Die tschechisch-kanadische Sängerin Lenka Lichtenberg singt bei einem Konzert

Die tschechisch-kanadische Sängerin Lenka Lichtenberg

Die richtige Balance finden

Lichtenberg ist ein Profi, doch “Silent Tears” stellte selbst sie vor große Herausforderungen, wie sie der DW erzählt. Vor allem das Stück mit dem Titel “A Victim Of Mengele”. “Ich singe, seit ich neun Jahre alt bin, aber so ein schreckliches Thema hatte ich noch nie gehört”, so Lichtenberg. “Ich fragte mich: Wie soll ich das nur singen?” Tagelang habe sie sich am Klavier die Haare gerauft, um den richtigen Weg in das Stück zu finden. Ihr Ziel war “die richtige Balance”, wie sie sagt: “dem Song zu geben, was er an Emotion braucht, ohne sich von seinen Gefühlen überwältigen zu lassen”. Am Ende fand sie genau den richtigen Ton.

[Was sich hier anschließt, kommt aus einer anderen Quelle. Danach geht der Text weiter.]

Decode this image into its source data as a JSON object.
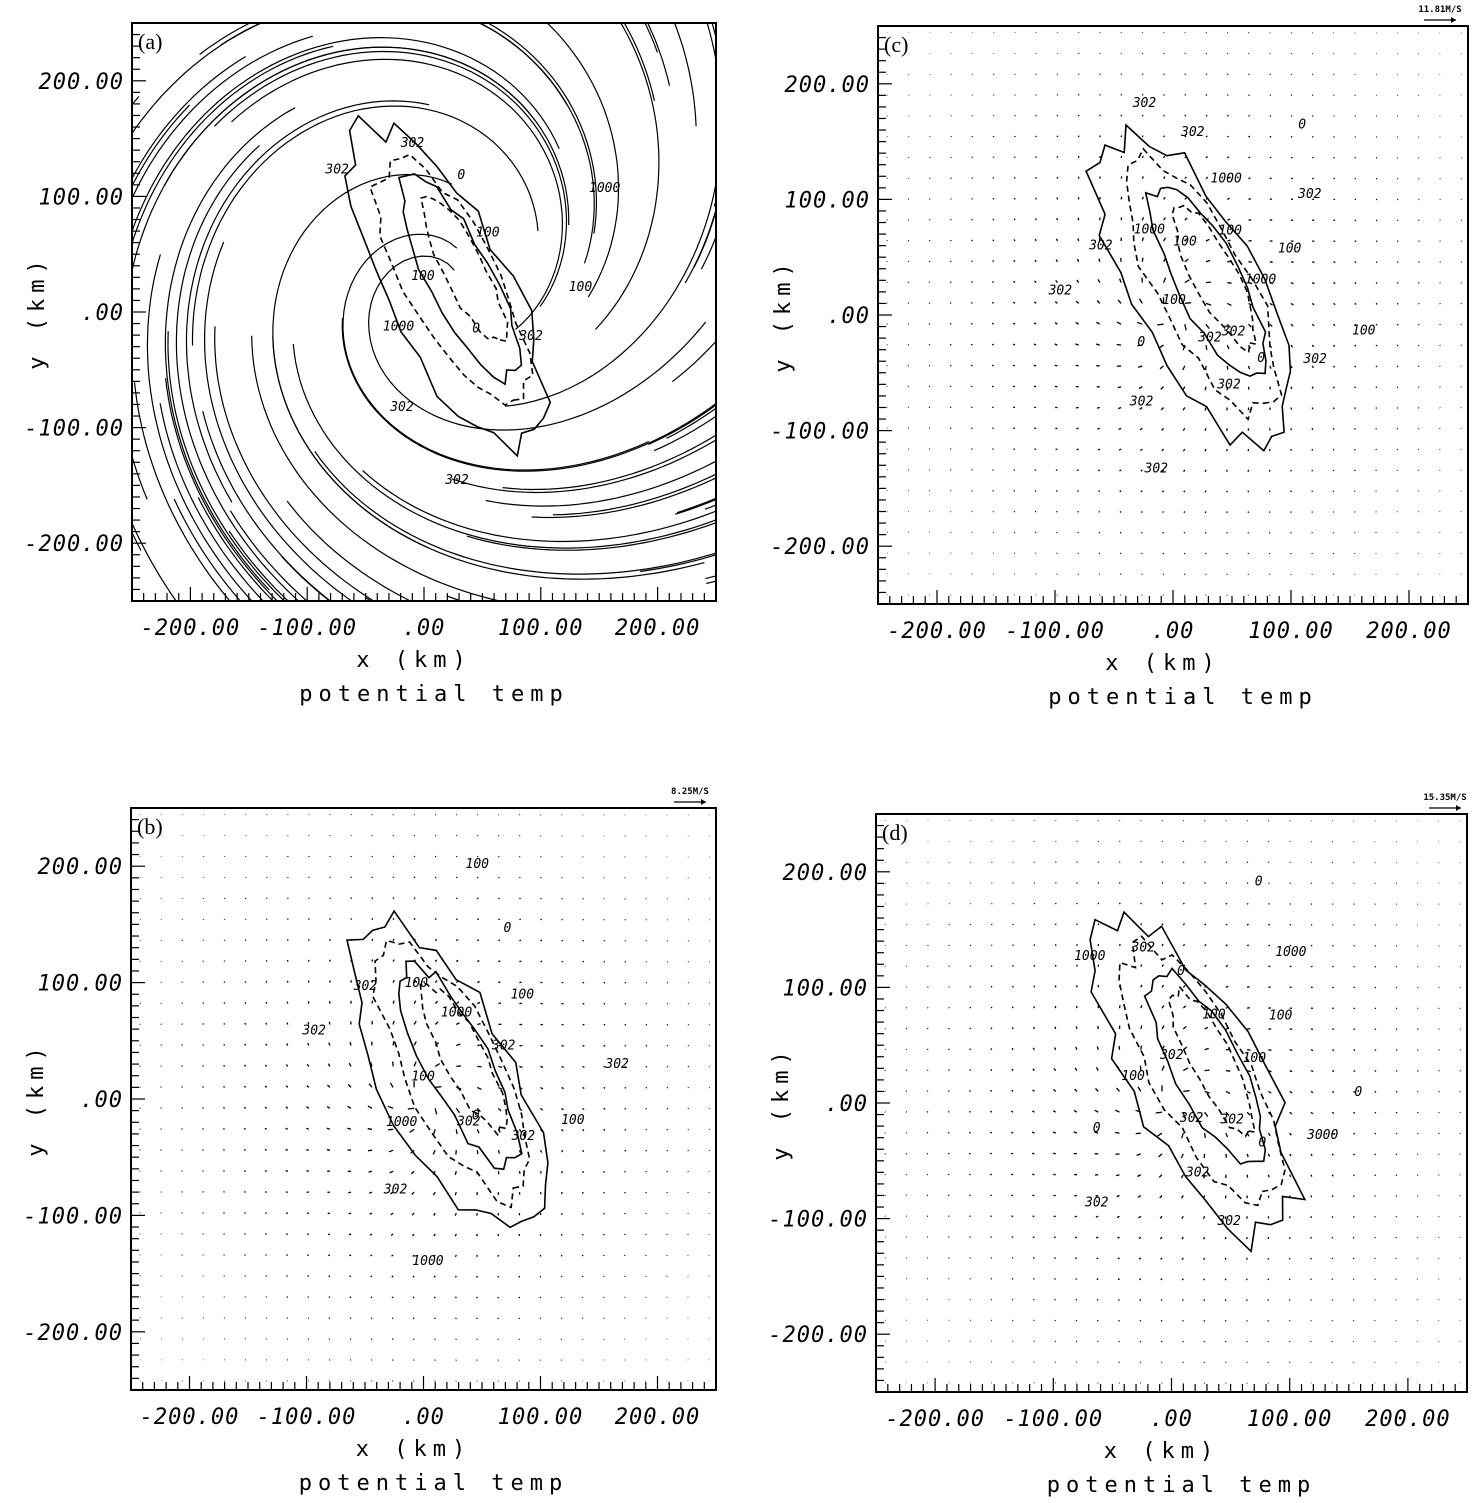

Im März 2023 stieg “Silent Tears” auf Platz 1 der europäischen Weltmusikcharts. Internationale Medien wie CBC (die staatliche Rundfunkgesellschaft Kanadas), Deutschlandfunk Kultur und der ORF (der Österreichische Rundfunk) haben darüber berichtet. Daniel Rosenberg und Mollys Tochter Sharon Wrock sind davon überwältigt: “Vor 80 Jahren, als Molly unter dem Boden des Bauernhofs versteckt war und ihr Tagebuch schrieb, kontrollierte Hitler alle Radiosender. Jetzt werden ihre Worte in Form von Liedern in Österreich, Deutschland, Belgien, Italien und vielen anderen Ländern gesendet. Wir brachen in Tränen aus beim Versuch, das zu erfassen.”

Im Gegensatz zu Molly sind die Frauen aus Paula Davids erster Gruppe mittlerweile verstorben. Doch zahlreiche Folgegruppen sind aus der ursprünglichen entstanden. David ist froh darüber, dass die Gruppe aus dem Baycrest Centre mit “Silent Tears” ein neues Leben gefunden hat. Nun werden die Geschichten der Frauen weltweit gehört – in der Sprache, die sie als junge Mädchen gesprochen hatten, in Worten, die ihnen für Jahrzehnte gewaltsam genommen worden waren. “Silent Tears” ist ein wichtiges musikalisches Zeugnis – vor allem angesichts des derzeit wieder wachsenden Antisemitismus.